UK minimum wage is raising youth unemployment, Bank of England's Mann says
Published by Global Banking & Finance Review®
Posted on February 15, 2026
2 min readLast updated: February 15, 2026
Published by Global Banking & Finance Review®
Posted on February 15, 2026
2 min readLast updated: February 15, 2026
Bank of England's Mann attributes UK's rising youth unemployment to recent minimum wage hikes, affecting 18-24 year-olds.
LONDON, Feb 15 (Reuters) - A sharp rise in Britain's minimum wage for younger workers over the past three years has contributed to an increase in unemployment for that age group, Bank of England policymaker Catherine Mann said in a newspaper interview on Sunday.
The unemployment rate for 18-24 year olds in Britain was 13.7% in the three months to November, up from 10.2% three years earlier and its highest since the fourth quarter of 2020.
Over the same three-year period, unemployment for the whole workforce has risen to 5.1% from 3.9%.
Speaking to the Sunday Telegraph, Mann said she believed the rise in youth unemployment reflected disproportionately big increases in the minimum wage for that age group, rather than being a leading indicator for a broader rise in unemployment.
"I think we have to be very careful in the storyline about youth unemployment being the canary in the coal mine for a deeper deterioration in the labour market," she said.
"The accumulation over three years of the rise in the National Living Wage for that group has been manifested in unemployment for that category of workers. Very unfortunate, but it is true. It is a fact," she added.
Britain's minimum wage rate for 21-22 year-old workers has risen by 33% over the past three years to bring it in line with the 12.71 pounds ($17.35) hourly National Living Wage paid to older workers, while the rate for workers aged 18-20 has risen 46% to 10 pounds an hour.
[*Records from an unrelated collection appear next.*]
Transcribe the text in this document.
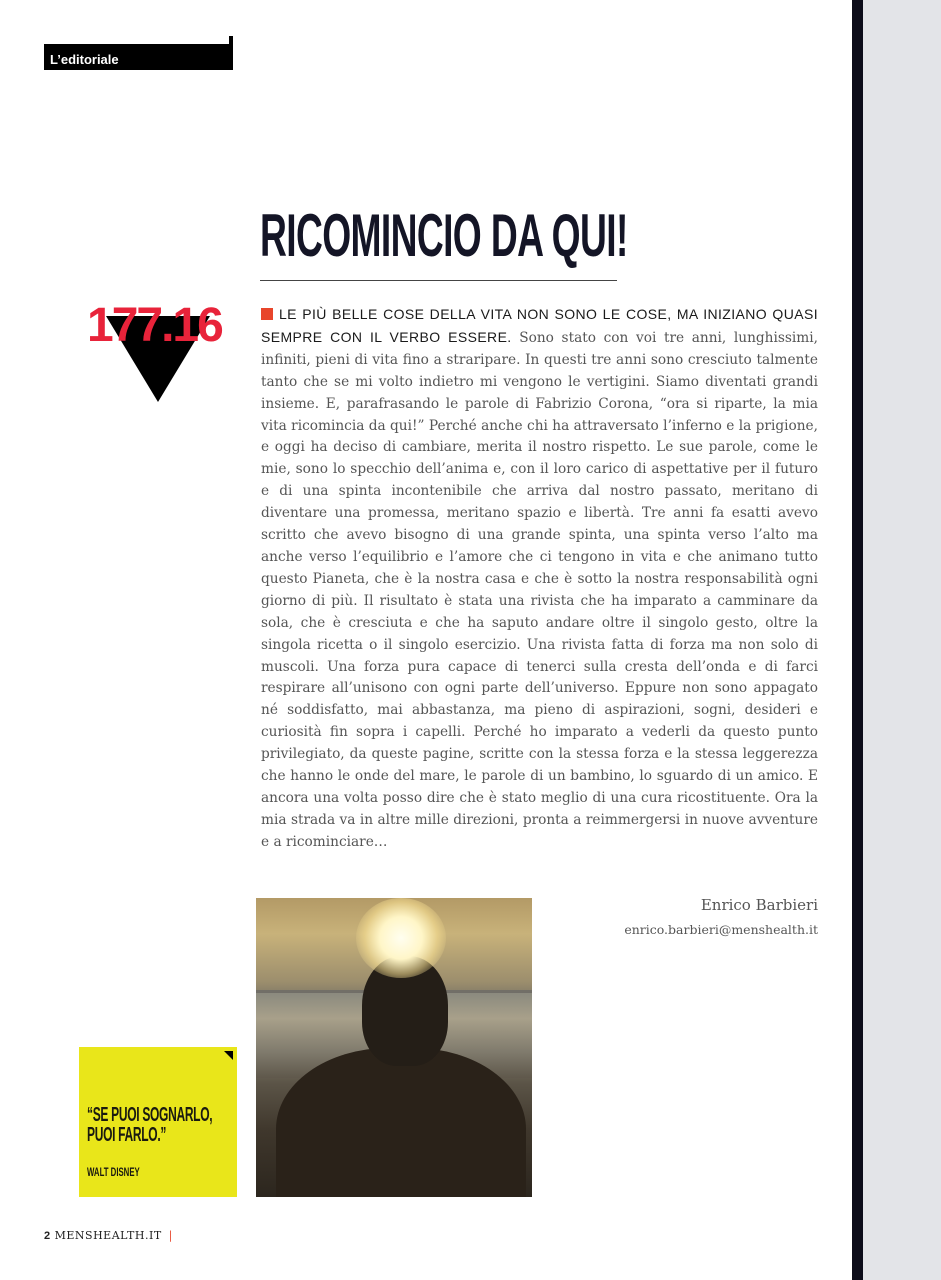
L’editoriale
RICOMINCIO DA QUI!
177.16	LE PIÙ BELLE COSE DELLA VITA NON SONO LE COSE, MA INIZIANO QUASI SEMPRE CON IL VERBO ESSERE. Sono stato con voi tre anni, lunghissimi, infiniti, pieni di vita fino a straripare. In questi tre anni sono cresciuto talmente tanto che se mi volto indietro mi vengono le vertigini. Siamo diventati grandi insieme. E, parafrasando le parole di Fabrizio Corona, “ora si riparte, la mia vita ricomincia da qui!” Perché anche chi ha attraversato l’inferno e la prigione, e oggi ha deciso di cambiare, merita il nostro rispetto. Le sue parole, come le mie, sono lo specchio dell’anima e, con il loro carico di aspettative per il futuro e di una spinta incontenibile che arriva dal nostro passato, meritano di diventare una promessa, meritano spazio e libertà. Tre anni fa esatti avevo scritto che avevo bisogno di una grande spinta, una spinta verso l’alto ma anche verso l’equilibrio e l’amore che ci tengono in vita e che animano tutto questo Pianeta, che è la nostra casa e che è sotto la nostra responsabilità ogni giorno di più. Il risultato è stata una rivista che ha imparato a camminare da sola, che è cresciuta e che ha saputo andare oltre il singolo gesto, oltre la singola ricetta o il singolo esercizio. Una rivista fatta di forza ma non solo di muscoli. Una forza pura capace di tenerci sulla cresta dell’onda e di farci respirare all’unisono con ogni parte dell’universo. Eppure non sono appagato né soddisfatto, mai abbastanza, ma pieno di aspirazioni, sogni, desideri e curiosità fin sopra i capelli. Perché ho imparato a vederli da questo punto privilegiato, da queste pagine, scritte con la stessa forza e la stessa leggerezza che hanno le onde del mare, le parole di un bambino, lo sguardo di un amico. E ancora una volta posso dire che è stato meglio di una cura ricostituente. Ora la mia strada va in altre mille direzioni, pronta a reimmergersi in nuove avventure e a ricominciare…

Enrico Barbieri
enrico.barbieri@menshealth.it
“SE PUOI SOGNARLO, PUOI FARLO.”
WALT DISNEY
2 MENSHEALTH.IT |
Britain's government has said it wants to bring the minimum wage paid to 18-20 year-old workers in line with older workers too.
Mann is a former chief economist at the Paris-based Organisation for Economic Co-operation and Development and voted against the BoE's last three rate cuts due to concerns about inflation.
($1 = 0.7327 pounds)
(Reporting by David Milliken; Editing by Susan Fenton)
Minimum wage is the lowest remuneration that employers can legally pay their workers. It is set by law and varies by country and region.
Youth unemployment refers to the unemployment rate among young people, typically those aged 15 to 24. It measures the percentage of this age group that is actively seeking work but cannot find employment.
The National Living Wage is the minimum hourly wage that workers aged 23 and over in the UK must be paid. It is intended to ensure a basic standard of living for employees.